During Q1FY25, the gross value add (GVA)—which measures the total value of goods and services produced in the economy—grew by 6.8%, up from 6.3% in the previous quarter. The report, titled India GDP — Buoyant Momentum, Narrowing Gaps, attributes this improved clarity in underlying growth momentum to the recent convergence of previously widening data discrepancies.
The Reserve Bank of India (RBI) estimates gross domestic product (GDP) growth at 7.2% for FY25, aligning closely with the International Monetary Fund’s (IMF) projection of 7%.
The report highlighted the narrowing of four significant economic gaps: between GDP and GVA, consumption and investment, industry and services, and exports and imports.
"With GDP and GVA growth in a narrow 6.7-6.8% range, we are finally starting to get a clearer sense of the underlying growth momentum," the report said.
It also noted a significant development where, after six consecutive quarters of investment growth outpacing private consumption growth (7.5% average vs. 3.2% average), the two metrics have finally converged, driven by a notable rise in private consumption.
India’s GDP growth moderated to 6.7% annually in the April-June quarter (Q1), down from 7.8% in the previous quarter. This deceleration was largely due to a decline in government capital expenditure amid the general elections and a drop in urban consumer confidence, as reported by the statistics ministry last week.

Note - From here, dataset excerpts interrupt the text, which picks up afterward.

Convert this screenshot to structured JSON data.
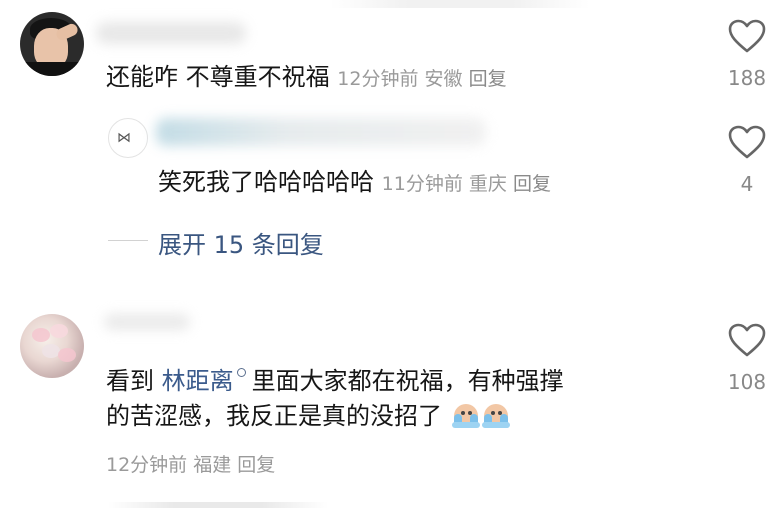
{
  "comments": [
    {
      "text": "还能咋 不尊重不祝福",
      "time": "12分钟前",
      "location": "安徽",
      "reply_label": "回复",
      "like_count": "188"
    },
    {
      "text": "笑死我了哈哈哈哈哈",
      "time": "11分钟前",
      "location": "重庆",
      "reply_label": "回复",
      "like_count": "4"
    },
    {
      "text_before": "看到",
      "mention": "林距离",
      "text_after_line1": "里面大家都在祝福，有种强撑",
      "text_line2": "的苦涩感，我反正是真的没招了",
      "time": "12分钟前",
      "location": "福建",
      "reply_label": "回复",
      "like_count": "108"
    }
  ],
  "expand_replies": "展开 15 条回复",
  "icons": {
    "like": "heart-outline-icon",
    "search": "search-icon",
    "emoji": "crying-emoji-icon",
    "bow": "bow-icon"
  },
  "colors": {
    "text": "#161616",
    "meta": "#9a9a9a",
    "link": "#3a5680",
    "heart_stroke": "#666666"
  }
}
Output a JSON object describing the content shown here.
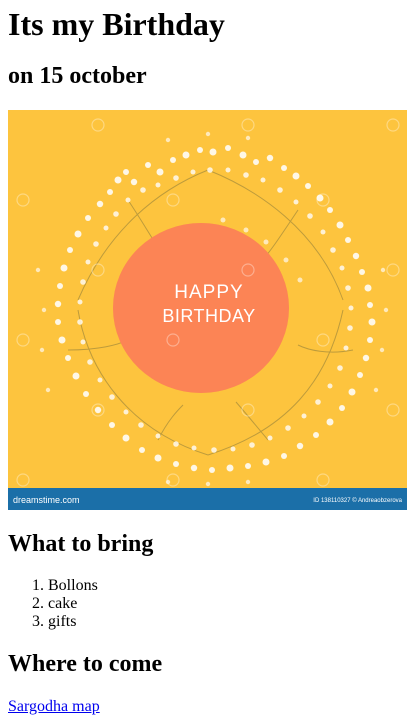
{
  "heading": {
    "title": "Its my Birthday",
    "subtitle": "on 15 october"
  },
  "photo": {
    "card_line1": "HAPPY",
    "card_line2": "BIRTHDAY",
    "footer_brand": "dreamstime.com",
    "footer_id": "ID 138110327 © Andreaobzerova",
    "colors": {
      "background": "#fcbf34",
      "card": "#fb7f4f",
      "footer": "#1b6fa8"
    }
  },
  "bring": {
    "heading": "What to bring",
    "items": [
      "Bollons",
      "cake",
      "gifts"
    ]
  },
  "location": {
    "heading": "Where to come",
    "link_text": "Sargodha map"
  }
}
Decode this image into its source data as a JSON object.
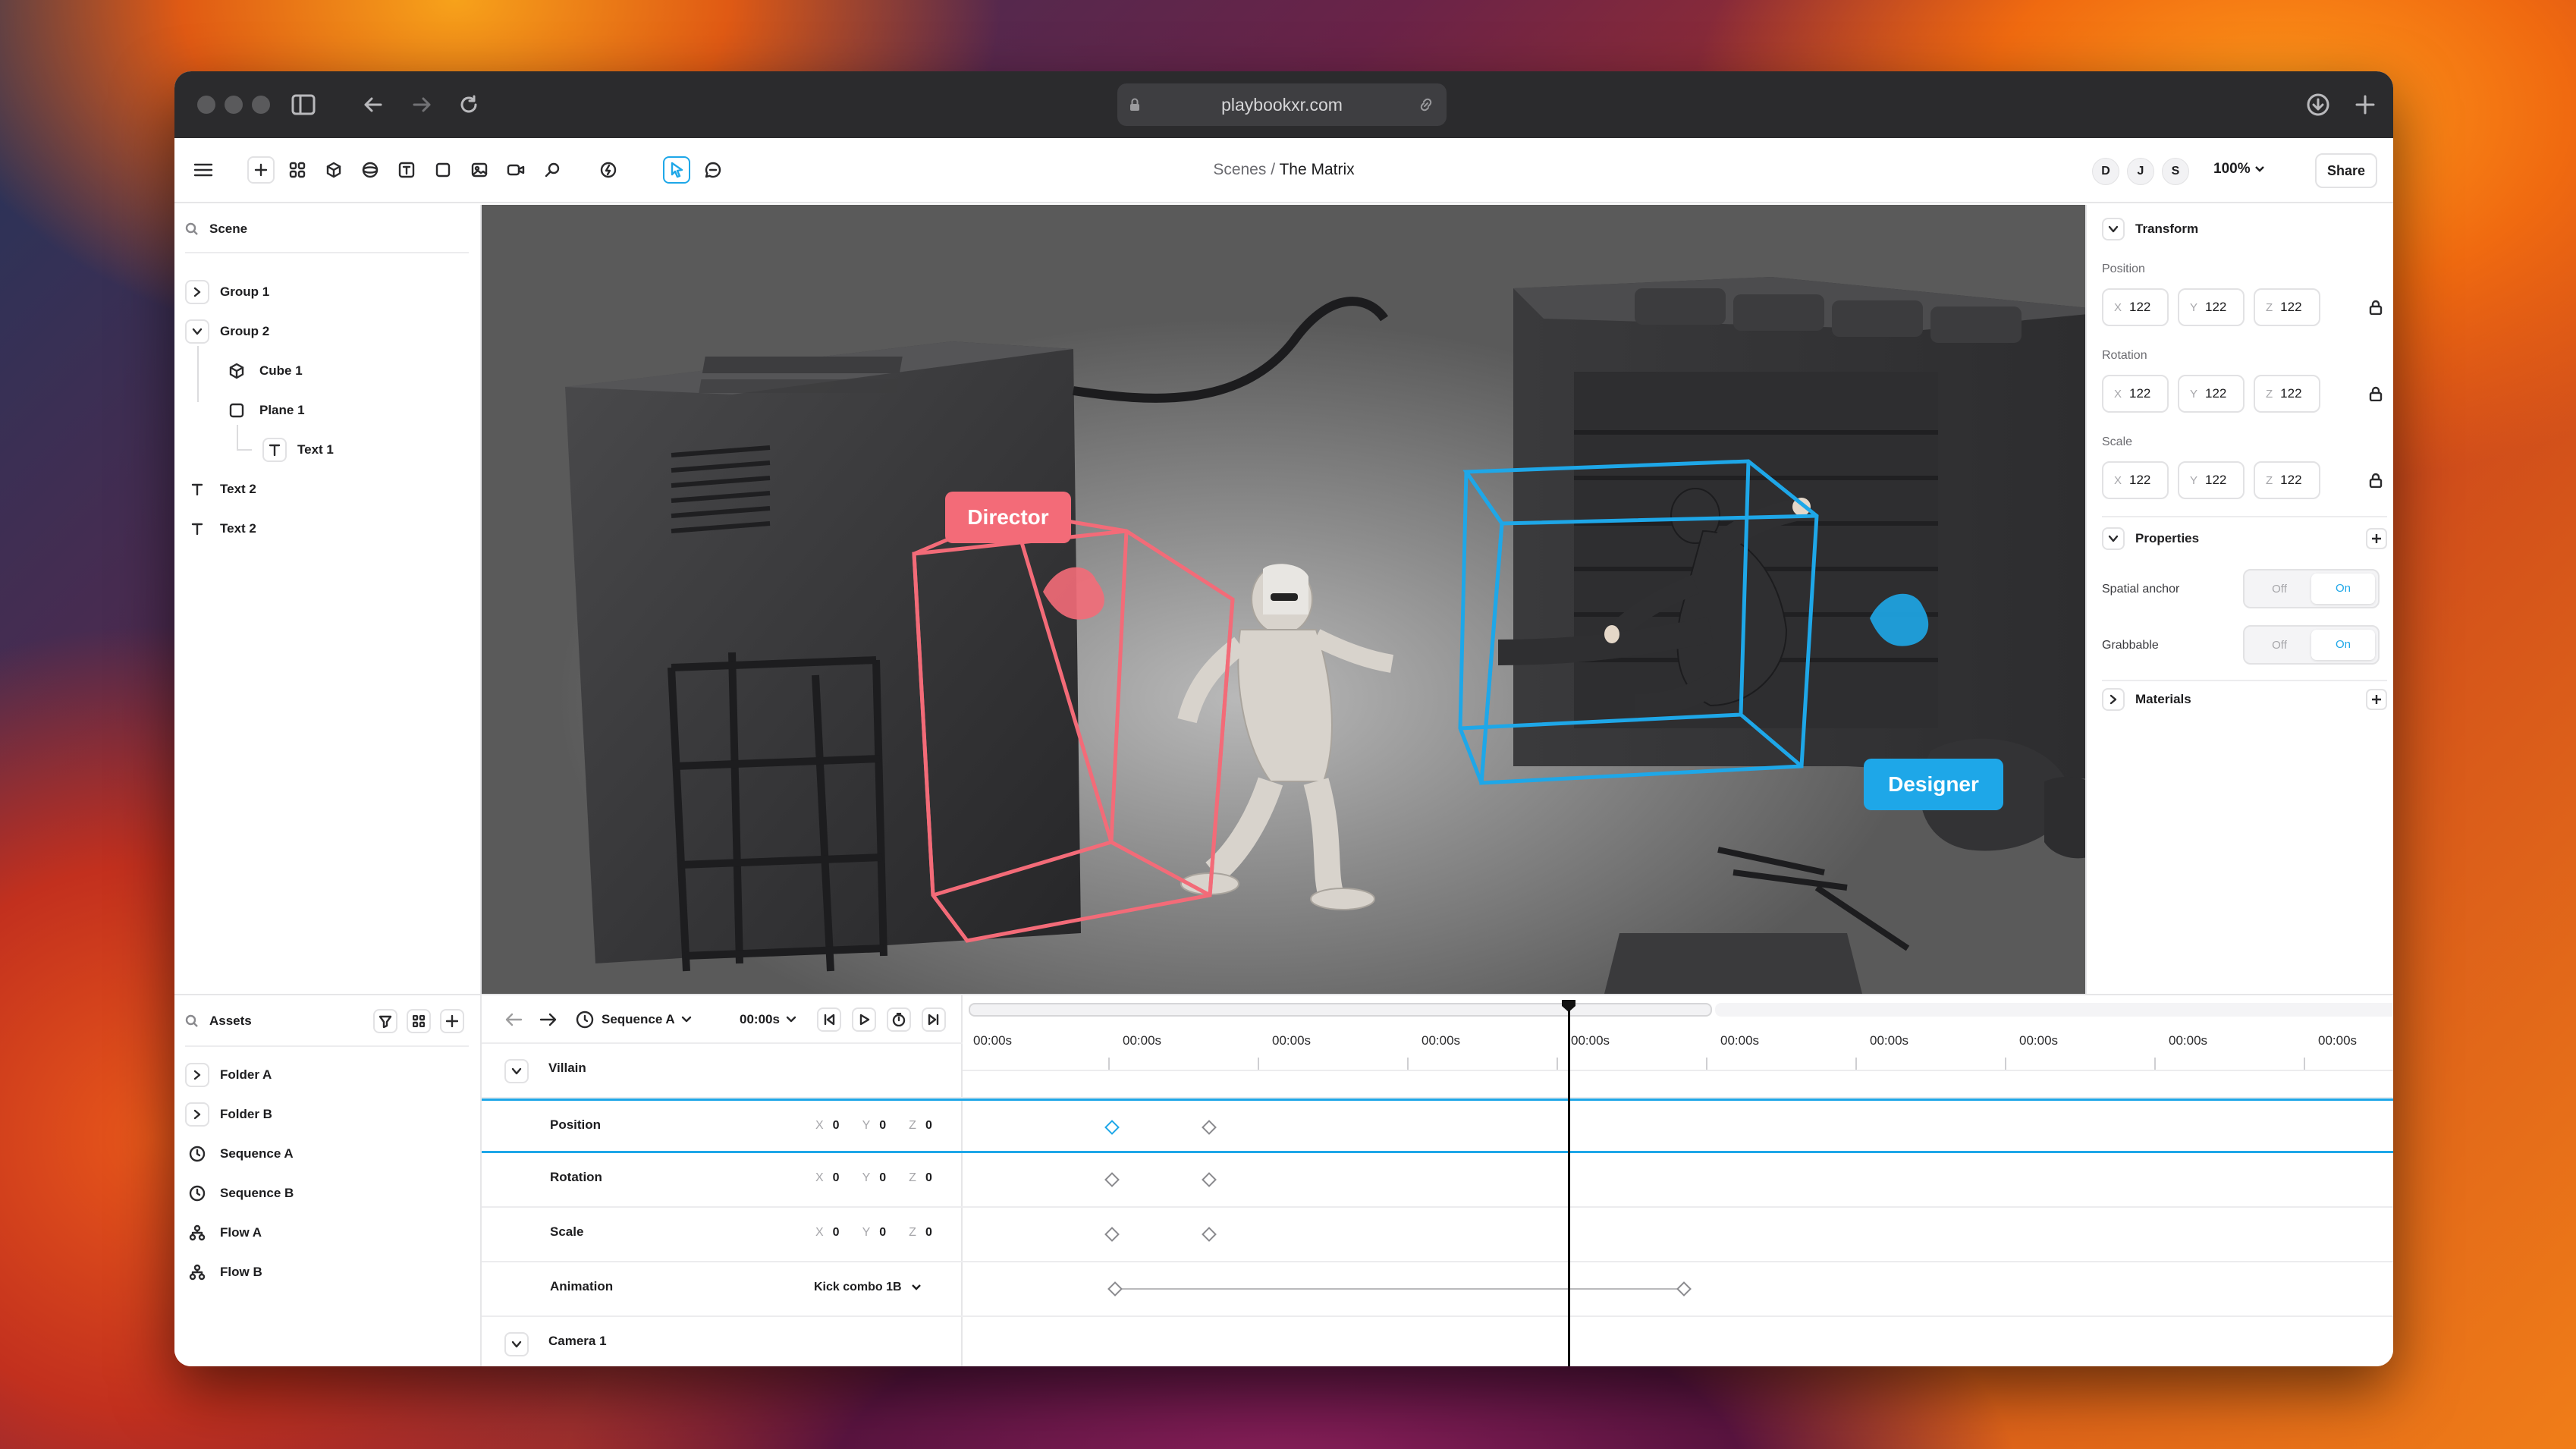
{
  "browser": {
    "url": "playbookxr.com"
  },
  "header": {
    "crumb_parent": "Scenes",
    "crumb_sep": " / ",
    "crumb_current": "The Matrix",
    "zoom": "100%",
    "share_label": "Share",
    "avatars": [
      "D",
      "J",
      "S"
    ]
  },
  "scene_panel": {
    "title": "Scene",
    "items": [
      {
        "label": "Group 1",
        "icon": "chevron-right-icon"
      },
      {
        "label": "Group 2",
        "icon": "chevron-down-icon"
      },
      {
        "label": "Cube 1",
        "icon": "cube-icon"
      },
      {
        "label": "Plane 1",
        "icon": "square-icon"
      },
      {
        "label": "Text 1",
        "icon": "text-icon"
      },
      {
        "label": "Text 2",
        "icon": "text-icon"
      },
      {
        "label": "Text 2",
        "icon": "text-icon"
      }
    ]
  },
  "viewport": {
    "labels": [
      {
        "text": "Director",
        "color": "#f36b78"
      },
      {
        "text": "Designer",
        "color": "#1ea7e8"
      }
    ]
  },
  "inspector": {
    "transform_title": "Transform",
    "position_label": "Position",
    "rotation_label": "Rotation",
    "scale_label": "Scale",
    "position": {
      "x": "122",
      "y": "122",
      "z": "122"
    },
    "rotation": {
      "x": "122",
      "y": "122",
      "z": "122"
    },
    "scale": {
      "x": "122",
      "y": "122",
      "z": "122"
    },
    "properties_title": "Properties",
    "spatial_anchor_label": "Spatial anchor",
    "grabbable_label": "Grabbable",
    "off_label": "Off",
    "on_label": "On",
    "materials_title": "Materials"
  },
  "assets_panel": {
    "title": "Assets",
    "items": [
      {
        "label": "Folder A",
        "icon": "chevron-right-icon"
      },
      {
        "label": "Folder B",
        "icon": "chevron-right-icon"
      },
      {
        "label": "Sequence A",
        "icon": "clock-icon"
      },
      {
        "label": "Sequence B",
        "icon": "clock-icon"
      },
      {
        "label": "Flow A",
        "icon": "flow-icon"
      },
      {
        "label": "Flow B",
        "icon": "flow-icon"
      }
    ]
  },
  "timeline": {
    "sequence": "Sequence A",
    "time": "00:00s",
    "ticks": [
      "00:00s",
      "00:00s",
      "00:00s",
      "00:00s",
      "00:00s",
      "00:00s",
      "00:00s",
      "00:00s",
      "00:00s",
      "00:00s"
    ],
    "villain_label": "Villain",
    "camera_label": "Camera 1",
    "rows": [
      {
        "name": "Position",
        "x": "0",
        "y": "0",
        "z": "0"
      },
      {
        "name": "Rotation",
        "x": "0",
        "y": "0",
        "z": "0"
      },
      {
        "name": "Scale",
        "x": "0",
        "y": "0",
        "z": "0"
      }
    ],
    "animation_label": "Animation",
    "animation_value": "Kick combo 1B"
  },
  "colors": {
    "accent": "#1ea7e8",
    "director": "#f36b78"
  }
}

Previously, the Indian economy recorded growth rates of 8.2%, 8.1%, 8.6%, and 7.8% across the four quarters of FY24, culminating in an overall 8.2% growth for the fiscal year.
In an encouraging sign, gross fixed capital formation (GFCF), an indicator of investment, grew to 34.8% on an annual basis in Q1FY25, up slightly from 34.6% in the same period of the previous year.
The HSBC Global Research report also pointed out that industrial growth has exceeded services growth for the last three quarters. However, signs of convergence are emerging as industrial growth slows—primarily due to a gradual decline in manufacturing—while services growth accelerates, buoyed by both public and private services, as well as trade and transport services, despite a softening in financial services.
"After a wait of four quarters, export growth outpaced import growth," it added.
During Q1FY25, merchandise exports decreased to $35.20 billion in June from $38.13 billion in May, yet remained above the $34.99 billion recorded in April. Conversely, merchandise imports fell to $56.18 billion in June from $61.91 billion in May, though they were higher than the $54.09 billion registered in April.
According to the latest GDP data, manufacturing (7%), construction (10.4%), and utility services (10.5%)—which include electricity, gas, and water supply—posted robust annual growth during Q1 FY25, compared to the same period last year, which saw growth rates of 5%, 3.2%, and 8.6% respectively.
Agriculture, however, grew by just 2% annually in Q1 FY25, down from 3.7% in the same period the previous year, while mining recorded a growth rate of 7.2% in Q1 FY25, slightly higher than the 7% growth seen a year earlier.
"GVA growth picked up pace despite an ongoing heatwave (higher electricity production offset weak agriculture growth), weaker credit growth (higher personal services offset weaker financial services growth), and softer fiscal spending (private capex remained strong)," the report said.
"Looking ahead, normalising temperatures after a debilitating heatwave in March are also likely to improve food production and rural demand over the next few quarters," it added.